How it works: the first call with a given prompt prefix is full price. Subsequent calls that share the same prefix get cached tokens at 10% of the normal rate. Since your system prompt is the same on every call, this is essentially free after the first message.
Action Checklist
- Set up a secondary (budget) model in your OpenClaw config
- Extend your heartbeat interval to 60 minutes
- Audit and prune your soul.md — target under 1,000 tokens
- Enable prompt caching if using Anthropic
- Set spending limits on your API provider
- Take a cost snapshot now — check again in one week to measure savings
Want Expert Cost Optimization?
If you're running OpenClaw for a business and want to squeeze every dollar, OpenClaw Consult does cost audits where we analyze your actual token usage and build an optimized config. Most clients see 60–80% cost reductions.
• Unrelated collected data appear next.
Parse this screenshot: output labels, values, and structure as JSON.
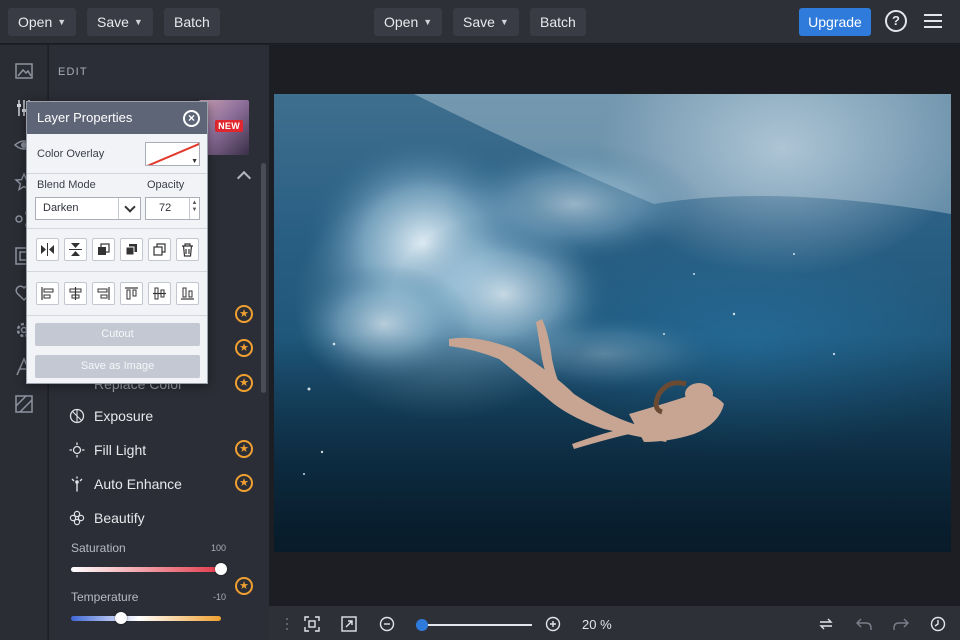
{
  "topbar": {
    "left_group": {
      "open_label": "Open",
      "save_label": "Save",
      "batch_label": "Batch"
    },
    "center_group": {
      "open_label": "Open",
      "save_label": "Save",
      "batch_label": "Batch"
    },
    "upgrade_label": "Upgrade",
    "help_glyph": "?",
    "caret_glyph": "⌄",
    "icons": [
      "help-icon",
      "hamburger-menu-icon"
    ],
    "accent_color": "#2f7bdc"
  },
  "rail": {
    "icons": [
      "image-icon",
      "sliders-icon",
      "eye-icon",
      "star-icon",
      "nodes-icon",
      "frame-icon",
      "heart-icon",
      "gear-icon",
      "text-icon",
      "texture-icon"
    ],
    "collapse_glyph": "«"
  },
  "panel": {
    "title": "EDIT",
    "promo_badge": "NEW",
    "premium_glyph": "★",
    "premium_color": "#f0a030",
    "tools": [
      {
        "label": "Exposure",
        "icon": "exposure-icon",
        "premium": false
      },
      {
        "label": "Fill Light",
        "icon": "sun-icon",
        "premium": true
      },
      {
        "label": "Auto Enhance",
        "icon": "magic-wand-icon",
        "premium": true
      },
      {
        "label": "Beautify",
        "icon": "flower-icon",
        "premium": false
      }
    ],
    "partial_tool_label": "Replace Color",
    "sliders": [
      {
        "label": "Saturation",
        "value": "100",
        "level": 1.0
      },
      {
        "label": "Temperature",
        "value": "-10",
        "level": 0.33
      }
    ]
  },
  "dialog": {
    "title": "Layer Properties",
    "close_glyph": "×",
    "color_overlay_label": "Color Overlay",
    "overlay_color": "#e23a2e",
    "blend_mode_label": "Blend Mode",
    "blend_mode_value": "Darken",
    "opacity_label": "Opacity",
    "opacity_value": "72",
    "transform_icons": [
      "flip-horizontal-icon",
      "flip-vertical-icon",
      "bring-forward-icon",
      "send-backward-icon",
      "duplicate-icon",
      "delete-icon"
    ],
    "align_icons": [
      "align-left-icon",
      "align-center-horizontal-icon",
      "align-right-icon",
      "align-top-icon",
      "align-middle-icon",
      "align-bottom-icon"
    ],
    "cutout_label": "Cutout",
    "save_as_image_label": "Save as Image"
  },
  "canvas": {
    "photo_description_icon": "underwater-photo"
  },
  "bottombar": {
    "icons": [
      "drag-handle-icon",
      "fit-screen-icon",
      "expand-icon",
      "zoom-out-icon",
      "zoom-in-icon",
      "swap-icon",
      "undo-icon",
      "redo-icon",
      "history-icon"
    ],
    "zoom_text": "20 %",
    "zoom_level": 0.2
  }
}
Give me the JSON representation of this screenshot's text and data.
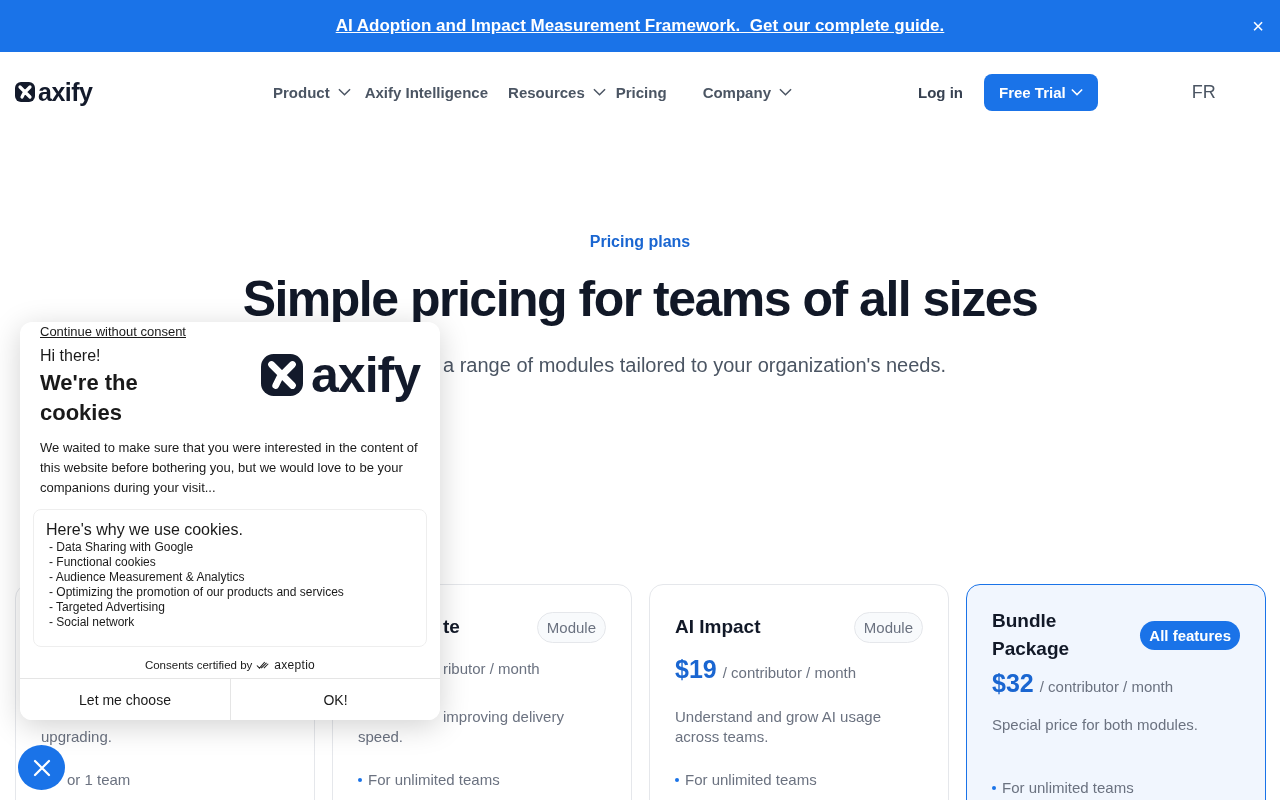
{
  "banner": {
    "link": "AI Adoption and Impact Measurement Framework.  Get our complete guide.",
    "close": "×"
  },
  "nav": {
    "logo": "axify",
    "items": [
      {
        "label": "Product",
        "dropdown": true
      },
      {
        "label": "Axify Intelligence",
        "dropdown": false
      },
      {
        "label": "Resources",
        "dropdown": true
      },
      {
        "label": "Pricing",
        "dropdown": false
      },
      {
        "label": "Company",
        "dropdown": true
      }
    ],
    "login": "Log in",
    "trial": "Free Trial",
    "language": "FR"
  },
  "hero": {
    "eyebrow": "Pricing plans",
    "title": "Simple pricing for teams of all sizes",
    "subtitle": "a range of modules tailored to your organization's needs."
  },
  "plans": [
    {
      "highlighted": false,
      "description": [
        "upgrading."
      ],
      "features": [
        "or 1 team"
      ]
    },
    {
      "highlighted": false,
      "title": "te",
      "badge": {
        "label": "Module",
        "kind": "outline"
      },
      "unit": "ributor / month",
      "description": [
        "improving delivery",
        "speed."
      ],
      "features": [
        "For unlimited teams"
      ]
    },
    {
      "highlighted": false,
      "title": "AI Impact",
      "badge": {
        "label": "Module",
        "kind": "outline"
      },
      "price": "$19",
      "unit": "/ contributor / month",
      "description": [
        "Understand and grow AI usage",
        "across teams."
      ],
      "features": [
        "For unlimited teams"
      ]
    },
    {
      "highlighted": true,
      "title": "Bundle Package",
      "badge": {
        "label": "All features",
        "kind": "solid"
      },
      "price": "$32",
      "unit": "/ contributor / month",
      "description": [
        "Special price for both modules."
      ],
      "features": [
        "For unlimited teams"
      ]
    }
  ],
  "consent": {
    "skip": "Continue without consent",
    "greeting": "Hi there!",
    "title": "We're the cookies",
    "logo": "axify",
    "intro": "We waited to make sure that you were interested in the content of this website before bothering you, but we would love to be your companions during your visit...",
    "reasons_title": "Here's why we use cookies.",
    "reasons": [
      "- Data Sharing with Google",
      "- Functional cookies",
      "- Audience Measurement & Analytics",
      "- Optimizing the promotion of our products and services",
      "- Targeted Advertising",
      "- Social network"
    ],
    "certified": "Consents certified by",
    "certifier": "axeptio",
    "buttons": [
      {
        "label": "Let me choose"
      },
      {
        "label": "OK!"
      }
    ]
  }
}
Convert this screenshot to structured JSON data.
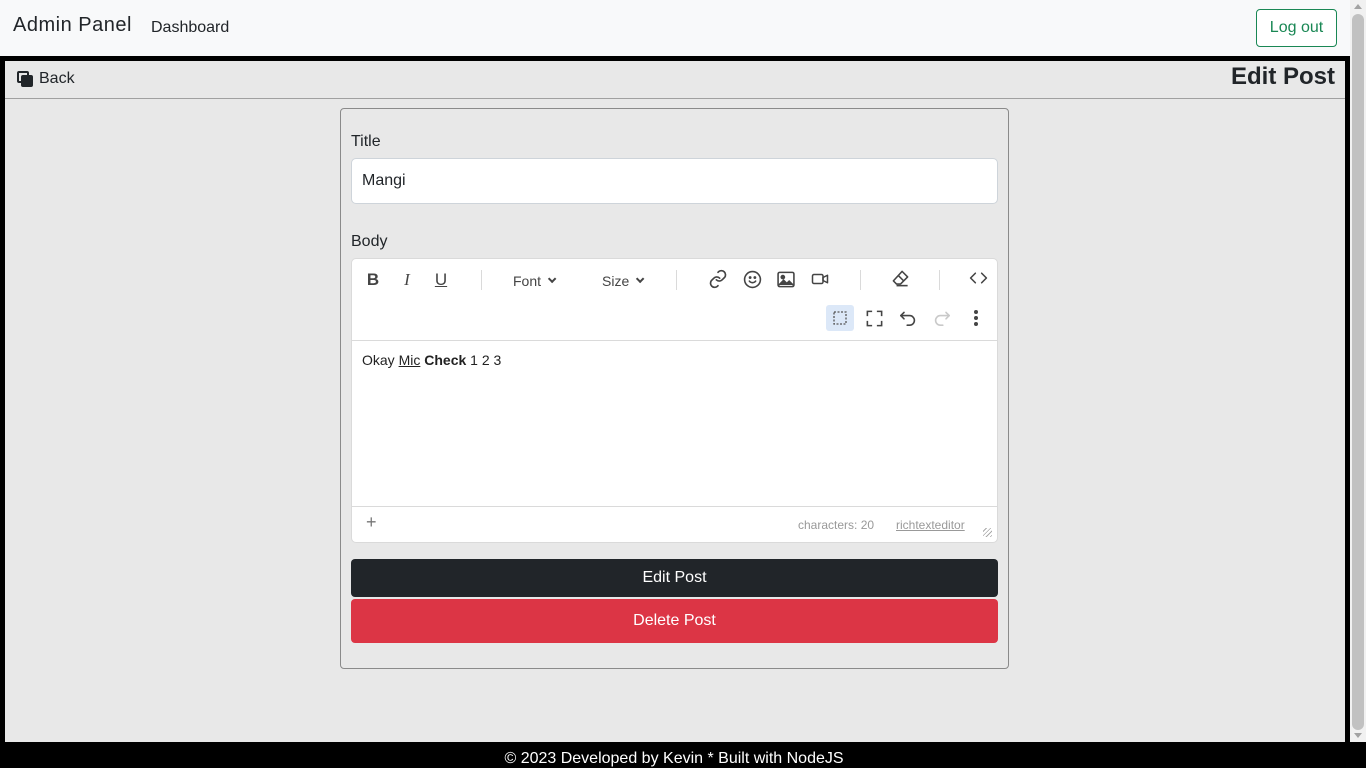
{
  "navbar": {
    "brand": "Admin Panel",
    "dashboard_link": "Dashboard",
    "logout_label": "Log out"
  },
  "subbar": {
    "back_label": "Back",
    "page_title": "Edit Post"
  },
  "form": {
    "title_label": "Title",
    "title_value": "Mangi",
    "body_label": "Body",
    "edit_button": "Edit Post",
    "delete_button": "Delete Post"
  },
  "editor": {
    "toolbar": {
      "bold": "B",
      "italic": "I",
      "underline": "U",
      "font_label": "Font",
      "size_label": "Size"
    },
    "content": {
      "part1": "Okay ",
      "underlined": "Mic",
      "space": " ",
      "bold": "Check",
      "part2": " 1 2 3"
    },
    "status": {
      "characters": "characters: 20",
      "brand_link": "richtexteditor"
    },
    "icons": [
      "bold-icon",
      "italic-icon",
      "underline-icon",
      "link-icon",
      "emoji-icon",
      "image-icon",
      "video-icon",
      "eraser-icon",
      "code-icon",
      "select-all-icon",
      "fullscreen-icon",
      "undo-icon",
      "redo-icon",
      "more-vertical-icon",
      "plus-icon"
    ]
  },
  "footer": {
    "text": "© 2023 Developed by Kevin * Built with NodeJS"
  },
  "colors": {
    "dark": "#212529",
    "danger": "#dc3545",
    "success": "#198754",
    "page_bg": "#e8e8e8",
    "navbar_bg": "#f8f9fa"
  }
}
Frequently Asked Questions
Will using a cheaper model make my agent dumber?
Not for background tasks. The secondary model only handles heartbeats and memory management — tasks where the difference between Claude Sonnet and Claude Haiku is negligible. Your conversations still use the premium model.
How do I know if my soul.md is bloated?
If it's over 2,000 tokens, it's bloated. Paste it into a token counter (or the OpenClaw dashboard) and read every line. If a line isn't changing your agent's behavior, cut it.
Is a 60-minute heartbeat too slow?
For most users, no. The heartbeat handles background tasks like checking reminders and compacting memory. Unless you need your agent to proactively check something every 30 minutes, 60 minutes is fine. You can always set it shorter for specific use cases.
Does prompt caching work with OpenAI?
OpenAI has a similar caching mechanism but it's less aggressive than Anthropic's. The two-tier model strategy works with both providers regardless of caching support.